Wednesday, August 30, 2017

It's dark! And it's the middle of the day!

Jacobs School students, faculty and staff members were among the hundreds of thousands of Americans who traveled to be in the path of totality (when the moon completely covers the sun) for the first total solar eclipse to cross the continental United States in 40 years. And they shared their pictures and videos with us.
Antonella Wilby, a Ph.D. student in computer science and robotics, left from Rosenburg, Oregon, at 3 a.m. to drive to the Ankeny National Wildlife Refuge, south of Salem, to see the eclipse.
She wrote:
This was my first time experiencing a total eclipse, and it really is true that a photo or a description does not do the experience justice. I'd read about the darkness, a sunset on every horizon, a sudden drop in temperature, but it is something that must be seen firsthand to truly be understood.

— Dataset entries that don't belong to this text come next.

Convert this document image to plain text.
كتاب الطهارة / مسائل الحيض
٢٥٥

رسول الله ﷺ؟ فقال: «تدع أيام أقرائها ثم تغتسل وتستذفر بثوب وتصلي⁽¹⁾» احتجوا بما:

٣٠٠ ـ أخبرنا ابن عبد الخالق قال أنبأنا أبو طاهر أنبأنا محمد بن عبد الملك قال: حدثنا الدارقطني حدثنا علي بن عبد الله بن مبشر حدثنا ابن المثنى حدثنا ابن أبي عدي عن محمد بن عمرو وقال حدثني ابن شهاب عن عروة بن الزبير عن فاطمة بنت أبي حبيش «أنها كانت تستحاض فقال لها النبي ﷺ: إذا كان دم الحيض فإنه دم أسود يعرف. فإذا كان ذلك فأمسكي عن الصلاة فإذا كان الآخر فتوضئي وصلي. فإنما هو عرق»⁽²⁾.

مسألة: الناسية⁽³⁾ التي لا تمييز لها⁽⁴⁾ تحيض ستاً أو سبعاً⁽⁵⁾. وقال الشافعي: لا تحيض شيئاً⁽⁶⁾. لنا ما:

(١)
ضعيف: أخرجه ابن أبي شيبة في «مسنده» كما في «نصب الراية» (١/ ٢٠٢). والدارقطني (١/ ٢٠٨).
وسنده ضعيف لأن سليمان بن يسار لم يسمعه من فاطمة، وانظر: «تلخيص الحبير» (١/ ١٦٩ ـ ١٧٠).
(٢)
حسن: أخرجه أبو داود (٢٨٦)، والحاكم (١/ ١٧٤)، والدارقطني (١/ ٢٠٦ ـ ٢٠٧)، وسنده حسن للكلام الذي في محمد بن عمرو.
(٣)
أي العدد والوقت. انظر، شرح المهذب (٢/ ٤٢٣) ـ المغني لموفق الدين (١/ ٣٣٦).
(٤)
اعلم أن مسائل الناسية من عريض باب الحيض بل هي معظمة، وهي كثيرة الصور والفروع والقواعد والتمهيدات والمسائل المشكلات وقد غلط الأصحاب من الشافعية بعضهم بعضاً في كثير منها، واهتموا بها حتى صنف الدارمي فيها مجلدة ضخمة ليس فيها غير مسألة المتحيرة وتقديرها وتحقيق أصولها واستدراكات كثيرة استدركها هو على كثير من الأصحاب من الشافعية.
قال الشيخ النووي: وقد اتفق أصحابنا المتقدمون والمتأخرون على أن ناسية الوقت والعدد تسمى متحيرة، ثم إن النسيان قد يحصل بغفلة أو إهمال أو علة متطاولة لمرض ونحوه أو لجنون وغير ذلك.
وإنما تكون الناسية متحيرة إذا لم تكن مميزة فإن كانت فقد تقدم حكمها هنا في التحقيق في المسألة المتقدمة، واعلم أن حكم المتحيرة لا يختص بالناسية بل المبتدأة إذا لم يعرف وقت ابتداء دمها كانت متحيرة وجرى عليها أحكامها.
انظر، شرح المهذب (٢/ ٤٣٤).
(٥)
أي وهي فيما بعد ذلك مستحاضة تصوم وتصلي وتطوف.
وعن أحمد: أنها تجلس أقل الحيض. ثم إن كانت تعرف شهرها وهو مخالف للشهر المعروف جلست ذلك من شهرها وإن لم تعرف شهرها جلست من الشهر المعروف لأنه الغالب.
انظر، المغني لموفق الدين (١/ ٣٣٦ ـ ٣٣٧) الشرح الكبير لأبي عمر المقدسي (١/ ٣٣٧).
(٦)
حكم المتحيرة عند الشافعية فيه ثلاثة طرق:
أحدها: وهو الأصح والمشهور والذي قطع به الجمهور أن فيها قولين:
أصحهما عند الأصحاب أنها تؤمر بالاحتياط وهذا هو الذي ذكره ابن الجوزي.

While I had read that animals and birds would often go silent at the moment of totality, as the moon slipped into place in front of the sun the onlookers dotting the hills of the refuge erupted into cheers and applause, jumping up and down and turning in circles to fully experience the 2 minutes and 20 seconds of midday twilight that nature had gifted us. How incredible to be a part of this collective celebration of the beauty of nature.
She made this time lapse image of the total eclipse:
 Computer science professor Bill Griswold saw the eclipse in Victor, Idaho, just east of the Grand Teton National Park. He gave us permission to share these pictures from the event:


Staff member Ioana Patringenaru was vacationing with her family in Portland, Oregon. They left at 5 a.m. to drive to the small town of Stayton, just east of Salem. They arrived around 7:30 a.m. to find a small number of people from all around the nation camped out on folding chairs an blankets on a field in front of Regis High School, a private, Catholic campus. The field was conveniently located near a couple of grocery stores with public restrooms and coffee shops.
Cars with license plates from California and Oregon, as well as Nevada and even New Jersey, were parked curbside by the field. Some people had eclipse glasses. Others had fashioned pinhole viewers. A few people had professional-grade equipment. There was even one drone.
As totality approached, the air got colder and windy. Many went to fetch jackets from their car. Patringenaru only had her smart phone with her, so her still photographs couldn't quite capture the beauty of the event. But she caught on video the excitement of her youngest daughter, age 7.
"It's really happening! It's so dark. And it's the middle of the day!" she says.